Penghasilan Perangkat Desa Tersendat, Wakil Wali Kota Tidore: Hak Mereka Harus Dibayar

Abadikini.com, TIDORE – Persatuan Perangkat Desa Indonesia (PPDI) Kota Tidore Kepulauan mendesak Pemerintah Kota Tidore Kepulauan segera mencairkan Alokasi Dana Desa (ADD) Triwulan II yang hingga kini belum terealisasi. Keterlambatan pencairan tersebut dinilai berdampak langsung terhadap tertundanya pembayaran penghasilan perangkat desa.
Aspirasi itu disampaikan saat audiensi PPDI Kota Tidore Kepulauan dengan Wakil Wali Kota Tidore Kepulauan Ahmad Laiman di Ruang Rapat Wali Kota Tidore, Senin (27/7/2026). Pertemuan tersebut turut dihadiri Sekretaris Daerah Ismail Dukomalamo beserta sejumlah pimpinan organisasi perangkat daerah (OPD).
Ketua PPDI Kota Tidore Kepulauan, Ilham Ibrahim, mengatakan kedatangan para perangkat desa bukan untuk melakukan aksi perlawanan terhadap pemerintah daerah, melainkan menyampaikan kondisi yang mereka hadapi di lapangan sekaligus meminta kepastian atas hak-hak yang belum diterima.
Ia mengapresiasi Pemerintah Kota Tidore Kepulauan yang telah membuka ruang dialog sehingga perangkat desa dapat menyampaikan berbagai persoalan secara langsung.
Menurut Ilham, keterlambatan pencairan ADD menyebabkan pembayaran penghasilan perangkat desa ikut tertunda. Padahal, perangkat desa merupakan ujung tombak pelayanan publik yang setiap hari berhadapan langsung dengan masyarakat.
“Kami berharap Pemerintah Daerah dapat segera mempertimbangkan pencairan ADD Triwulan II sehingga hak-hak perangkat desa dapat dibayarkan. Ke depan, kami juga berharap pembayaran penghasilan perangkat desa dapat dianggarkan dan disalurkan setiap bulan berjalan sesuai ketentuan,” ujarnya.

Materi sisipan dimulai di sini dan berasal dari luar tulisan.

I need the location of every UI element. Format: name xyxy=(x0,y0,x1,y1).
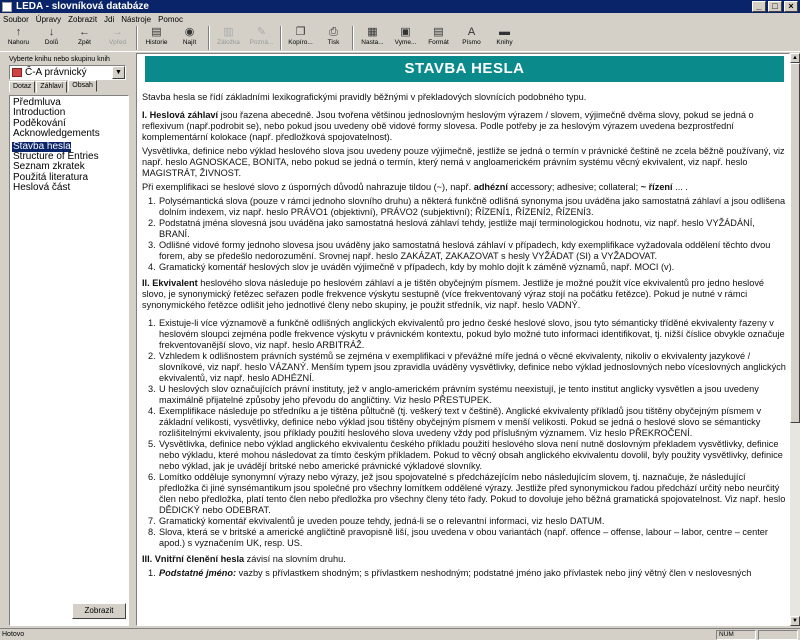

Menanggapi aspirasi tersebut, Wakil Wali Kota Tidore Kepulauan Ahmad Laiman menegaskan pemerintah daerah memiliki komitmen untuk memenuhi seluruh hak perangkat desa. Ia memastikan tidak ada niat pemerintah menunda ataupun mengabaikan pembayaran hak-hak aparatur.
Menurut Ahmad, kondisi keuangan daerah saat ini memang sedang mengalami tekanan akibat pemotongan dana transfer dari pemerintah pusat. Meski demikian, pemerintah tetap berupaya agar pembayaran hak-hak aparatur, termasuk perangkat desa, dapat direalisasikan.
“Kalau ada persoalan seperti ini, mari kita komunikasikan dan cari solusi bersama. Memang kondisi keuangan daerah sedang tidak baik, tetapi hak-hak perangkat desa tetap menjadi perhatian pemerintah,” kata Ahmad.
Ia juga memastikan akan berkoordinasi dengan OPD terkait untuk mempercepat proses pencairan ADD Triwulan II agar penghasilan perangkat desa dapat segera dibayarkan.
Pemerintah Kota Tidore Kepulauan, lanjut Ahmad, selama ini tidak pernah mempersulit proses pembayaran insentif maupun hak-hak aparatur. Di tengah keterbatasan fiskal daerah, pemerintah tetap berkomitmen menjaga pemenuhan hak ASN, PPPK, maupun perangkat desa sesuai ketentuan yang berlaku.
Audiensi tersebut turut dihadiri Pelaksana Tugas Kepala Dinas Pemberdayaan Masyarakat dan Desa Ikbal Japono, Kepala Badan Pengelolaan Keuangan dan Aset Daerah Yakub Husain, Kepala Bagian Protokol dan Komunikasi Pimpinan Setda Ridwan Hadji, serta sejumlah pejabat teknis dari BPKAD.